In a study done by various smart people with lab coats and Ph.D.’s 44 products were bought online that supposedly contained SARMs. The aim of this purchase was to see what type and quantity of ingredients are sold through the internet are what they say they are.

Guess what?

The results were a little dismal but ultimately not surprising. Through chemical analyses, they discovered that only 52% (23) of the 44 actually include the SARMs advertised… In fact, 39%(17) of the 44 samples include unapproved drugs(steroids, prohormones, MK-677, SR-9009 and GW-501516) 25%(11) of them have other active ingredients that weren’t on the label and 59% (26) of the SARMs tested contain different amounts then advertised. (AKA UNDERDOSED SARMs) That’s not even the worst part, in 4 of the products no active compound was found… ooops

The link to the study is below:
https://jamanetwork.com/journals/jama/fullarticle/2664459#joi170133t1

What does this mean for us?

This inconsistency among vendors and the results from this study may be part of the reason Senator Orrin Hatch has decided to try and enforce a ban on SARMs altogether. The fact is people can be easily misinformed, and the average person can do very little about it without conducting expensive tests. With the wild wild west of SARM sales, it’s no wonder regulation is bound to happen.

The real on SARM vendors

What I’m trying to get at here is know your source, so you know what you’re getting! Most SARM websites will say they have their product HPLC tested. To be honest, it’s bullshit. I can almost guarantee that some of those companies selling fake SARMs think they are getting real ones.

HPLC TESTS!!

We’ve been doing this for a while and see companies post “HPLC” tested. Most of the time it’s either an HPLC found on the internet that has been photoshopped (or not photoshopped, aka a fake carbon copy), or it’s the same COA or HLPC test a supplier gives you when you buy a product. *cough* through Alibaba. You think it’s a chemist who makes and mixes this stuff. I’ll tell you right now, 99.9% of the time it’s not. That’s as fake as the purity level of the product they are selling you. Even if most SARM vendors received an HPLC test, they most likely wouldn’t know how to read it.

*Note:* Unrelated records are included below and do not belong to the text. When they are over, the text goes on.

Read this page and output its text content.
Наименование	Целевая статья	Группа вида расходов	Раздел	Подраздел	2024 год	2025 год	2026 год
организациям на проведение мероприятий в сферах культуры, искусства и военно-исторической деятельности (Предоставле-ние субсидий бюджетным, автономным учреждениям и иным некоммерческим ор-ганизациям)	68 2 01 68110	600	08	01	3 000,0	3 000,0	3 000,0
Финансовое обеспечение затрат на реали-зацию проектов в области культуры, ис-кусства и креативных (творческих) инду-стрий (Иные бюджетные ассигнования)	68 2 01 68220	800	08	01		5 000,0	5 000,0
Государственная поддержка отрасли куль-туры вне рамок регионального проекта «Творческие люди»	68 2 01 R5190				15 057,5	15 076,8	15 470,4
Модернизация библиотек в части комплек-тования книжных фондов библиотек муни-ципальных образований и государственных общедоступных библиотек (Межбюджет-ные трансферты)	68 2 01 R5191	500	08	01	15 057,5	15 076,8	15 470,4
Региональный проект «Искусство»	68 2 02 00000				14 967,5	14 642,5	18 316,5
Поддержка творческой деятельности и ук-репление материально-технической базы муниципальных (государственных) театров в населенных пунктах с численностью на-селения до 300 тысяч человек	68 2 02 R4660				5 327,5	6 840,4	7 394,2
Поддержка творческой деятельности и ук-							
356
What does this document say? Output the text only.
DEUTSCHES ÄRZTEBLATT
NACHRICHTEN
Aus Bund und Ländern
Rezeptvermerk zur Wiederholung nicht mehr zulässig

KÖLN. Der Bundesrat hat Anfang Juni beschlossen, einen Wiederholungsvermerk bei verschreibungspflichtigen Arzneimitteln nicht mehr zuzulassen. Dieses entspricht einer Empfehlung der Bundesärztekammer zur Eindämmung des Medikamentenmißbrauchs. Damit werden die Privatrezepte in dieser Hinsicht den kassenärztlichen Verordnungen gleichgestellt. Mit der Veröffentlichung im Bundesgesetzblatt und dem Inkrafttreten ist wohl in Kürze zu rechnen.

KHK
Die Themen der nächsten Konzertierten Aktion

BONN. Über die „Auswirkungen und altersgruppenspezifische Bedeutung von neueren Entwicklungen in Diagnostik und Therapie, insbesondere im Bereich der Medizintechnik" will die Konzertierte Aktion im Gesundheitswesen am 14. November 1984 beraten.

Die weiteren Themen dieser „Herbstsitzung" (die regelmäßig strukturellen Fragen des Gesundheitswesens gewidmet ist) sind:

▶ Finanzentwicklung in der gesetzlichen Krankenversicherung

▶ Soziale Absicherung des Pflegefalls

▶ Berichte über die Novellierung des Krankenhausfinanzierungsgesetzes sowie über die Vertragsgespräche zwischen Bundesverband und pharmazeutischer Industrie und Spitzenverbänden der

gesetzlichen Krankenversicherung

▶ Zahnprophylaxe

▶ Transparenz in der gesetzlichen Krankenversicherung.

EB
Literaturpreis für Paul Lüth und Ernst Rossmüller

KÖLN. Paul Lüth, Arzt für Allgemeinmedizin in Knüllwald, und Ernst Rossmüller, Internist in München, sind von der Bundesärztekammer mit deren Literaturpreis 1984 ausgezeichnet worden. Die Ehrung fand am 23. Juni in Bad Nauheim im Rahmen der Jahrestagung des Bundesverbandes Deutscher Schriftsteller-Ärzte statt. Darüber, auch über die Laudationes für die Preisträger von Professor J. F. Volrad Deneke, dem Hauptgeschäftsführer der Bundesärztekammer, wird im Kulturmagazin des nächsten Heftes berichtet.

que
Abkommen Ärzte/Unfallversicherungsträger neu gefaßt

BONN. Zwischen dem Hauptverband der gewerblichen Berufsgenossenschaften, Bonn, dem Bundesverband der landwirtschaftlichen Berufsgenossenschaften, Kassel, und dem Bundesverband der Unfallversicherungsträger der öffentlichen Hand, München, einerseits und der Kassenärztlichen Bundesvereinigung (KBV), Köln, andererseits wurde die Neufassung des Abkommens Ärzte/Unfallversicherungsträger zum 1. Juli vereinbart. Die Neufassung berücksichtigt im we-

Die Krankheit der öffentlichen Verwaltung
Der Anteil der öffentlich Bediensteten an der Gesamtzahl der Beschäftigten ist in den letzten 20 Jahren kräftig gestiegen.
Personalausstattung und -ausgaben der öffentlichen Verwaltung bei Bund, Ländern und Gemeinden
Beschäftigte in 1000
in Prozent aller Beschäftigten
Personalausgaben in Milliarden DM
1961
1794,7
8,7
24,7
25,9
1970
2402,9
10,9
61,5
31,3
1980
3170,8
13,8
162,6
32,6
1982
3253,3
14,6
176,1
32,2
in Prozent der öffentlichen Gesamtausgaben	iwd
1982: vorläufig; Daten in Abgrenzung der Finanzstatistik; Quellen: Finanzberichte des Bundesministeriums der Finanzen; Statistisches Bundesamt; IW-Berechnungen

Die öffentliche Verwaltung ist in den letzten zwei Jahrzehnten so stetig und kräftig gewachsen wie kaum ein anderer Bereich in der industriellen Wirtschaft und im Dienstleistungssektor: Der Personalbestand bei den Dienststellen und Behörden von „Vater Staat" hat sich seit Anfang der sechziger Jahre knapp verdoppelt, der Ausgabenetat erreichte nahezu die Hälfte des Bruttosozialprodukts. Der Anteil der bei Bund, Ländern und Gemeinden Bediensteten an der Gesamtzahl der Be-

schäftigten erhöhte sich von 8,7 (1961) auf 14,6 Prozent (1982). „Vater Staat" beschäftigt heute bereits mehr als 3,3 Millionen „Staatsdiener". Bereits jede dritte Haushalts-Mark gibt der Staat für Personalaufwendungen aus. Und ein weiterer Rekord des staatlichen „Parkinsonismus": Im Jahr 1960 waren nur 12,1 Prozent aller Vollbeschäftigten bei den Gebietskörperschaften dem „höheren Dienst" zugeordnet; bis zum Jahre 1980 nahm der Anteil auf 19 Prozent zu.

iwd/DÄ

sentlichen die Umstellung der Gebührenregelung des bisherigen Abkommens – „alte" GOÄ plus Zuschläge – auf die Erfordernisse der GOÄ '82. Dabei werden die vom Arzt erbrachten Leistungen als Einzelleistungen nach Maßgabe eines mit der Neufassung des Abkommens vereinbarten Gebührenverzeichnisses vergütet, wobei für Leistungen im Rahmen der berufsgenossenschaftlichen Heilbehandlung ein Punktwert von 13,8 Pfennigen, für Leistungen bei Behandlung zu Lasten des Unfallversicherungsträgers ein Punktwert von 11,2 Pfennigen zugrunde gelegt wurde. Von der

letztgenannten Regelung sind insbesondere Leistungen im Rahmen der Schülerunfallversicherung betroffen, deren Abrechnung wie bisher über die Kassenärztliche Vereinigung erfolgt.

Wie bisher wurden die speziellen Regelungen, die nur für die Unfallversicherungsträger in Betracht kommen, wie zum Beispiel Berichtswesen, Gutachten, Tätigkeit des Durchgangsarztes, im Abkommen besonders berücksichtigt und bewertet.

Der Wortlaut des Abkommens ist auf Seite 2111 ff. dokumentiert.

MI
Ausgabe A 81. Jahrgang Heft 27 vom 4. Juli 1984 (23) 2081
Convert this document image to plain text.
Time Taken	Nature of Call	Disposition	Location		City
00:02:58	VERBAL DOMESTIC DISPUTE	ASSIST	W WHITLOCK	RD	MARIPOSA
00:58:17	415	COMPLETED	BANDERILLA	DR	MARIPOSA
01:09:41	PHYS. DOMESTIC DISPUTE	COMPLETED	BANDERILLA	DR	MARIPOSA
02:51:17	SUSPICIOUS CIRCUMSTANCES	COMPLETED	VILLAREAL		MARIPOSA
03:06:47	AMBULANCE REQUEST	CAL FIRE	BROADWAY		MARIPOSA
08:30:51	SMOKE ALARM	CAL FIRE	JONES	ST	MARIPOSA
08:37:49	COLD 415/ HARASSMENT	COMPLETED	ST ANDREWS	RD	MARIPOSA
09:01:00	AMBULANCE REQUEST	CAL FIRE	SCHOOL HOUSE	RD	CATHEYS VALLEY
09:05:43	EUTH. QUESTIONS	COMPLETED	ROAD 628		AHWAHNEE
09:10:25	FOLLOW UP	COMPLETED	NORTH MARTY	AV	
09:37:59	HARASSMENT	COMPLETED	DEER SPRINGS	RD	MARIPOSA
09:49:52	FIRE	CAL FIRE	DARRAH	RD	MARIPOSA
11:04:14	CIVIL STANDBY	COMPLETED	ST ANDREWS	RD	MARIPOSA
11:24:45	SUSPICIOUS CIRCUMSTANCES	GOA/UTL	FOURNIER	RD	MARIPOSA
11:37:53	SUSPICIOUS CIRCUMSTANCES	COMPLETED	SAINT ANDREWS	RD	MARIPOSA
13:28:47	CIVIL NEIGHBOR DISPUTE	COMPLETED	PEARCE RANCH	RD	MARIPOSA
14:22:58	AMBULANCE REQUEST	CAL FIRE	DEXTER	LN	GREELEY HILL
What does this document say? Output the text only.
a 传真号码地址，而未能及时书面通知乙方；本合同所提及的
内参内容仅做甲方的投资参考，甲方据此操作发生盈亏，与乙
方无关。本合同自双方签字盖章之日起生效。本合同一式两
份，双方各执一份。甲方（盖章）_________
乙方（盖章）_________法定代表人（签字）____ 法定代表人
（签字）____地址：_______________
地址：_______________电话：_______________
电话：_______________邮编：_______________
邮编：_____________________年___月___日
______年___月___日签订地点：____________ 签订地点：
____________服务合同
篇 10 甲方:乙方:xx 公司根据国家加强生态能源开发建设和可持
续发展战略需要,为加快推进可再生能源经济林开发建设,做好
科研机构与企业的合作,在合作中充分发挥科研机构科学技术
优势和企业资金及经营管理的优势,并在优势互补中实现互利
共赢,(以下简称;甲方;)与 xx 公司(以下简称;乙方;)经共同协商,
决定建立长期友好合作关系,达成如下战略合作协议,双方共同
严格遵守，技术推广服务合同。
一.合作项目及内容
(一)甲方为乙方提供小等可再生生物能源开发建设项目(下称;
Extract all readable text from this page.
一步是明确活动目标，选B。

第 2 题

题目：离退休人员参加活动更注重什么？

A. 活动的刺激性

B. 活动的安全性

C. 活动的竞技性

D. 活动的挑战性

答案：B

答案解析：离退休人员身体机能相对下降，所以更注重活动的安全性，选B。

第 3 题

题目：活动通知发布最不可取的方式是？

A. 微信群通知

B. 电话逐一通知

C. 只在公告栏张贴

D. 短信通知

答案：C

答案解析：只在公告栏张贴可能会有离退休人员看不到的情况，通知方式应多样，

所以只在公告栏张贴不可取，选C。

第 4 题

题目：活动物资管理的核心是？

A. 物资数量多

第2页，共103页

…While I’m on the topic of purity, 99.9% is wishful thinking no matter where you get your product. Stop believing everything you read.

What do I recommend?

Well at Entropic Labs (entropiclabs.com) we have REAL HPLC tests. Not the generic fake ones you get online that tell you-you’re getting 99.9% bullshit. Attached are some of our HPLC tests that don’t lie. We only go through the highest quality vendors and value our customers. We are not out to get you. We are here to run an ethical business.

To sum it up

Be careful who you buy from and don’t believe everything you read. Do your research and be careful what you or your lab rat puts in their body.

Choose Entropic Labs

Before you examine the Mass Spec Testing read below.

“All of the samples have been dissolved in Methanol and diluted to about 0.2 mg/mL with water then filtered before injected into the UPLC. However, there are some contaminations from the filter introduced into the samples. You can see the contamination peaks in the MeOH blank results. Unfortunately, these contamination peaks also showed in the LC chromatograms of the samples. For example, in the LC chromatogram of YK-11, the main peak at 8.8 minutes should be the YK-11 peak. The other minor peaks at 5.37, 6.29, 6.93, and 8.67 minutes are the contamination peaks from the filter. I know this because I compared the LC chromatogram of the MeOH blank run using the sample LC method I used to run YK-11. And the peak at 7.26 minutes is new and is not in the MeOH blank run.

So to sum up that blurb, any contaminations that show up are minor and from the filter that tests were conducted with. The purity is good and the products are real.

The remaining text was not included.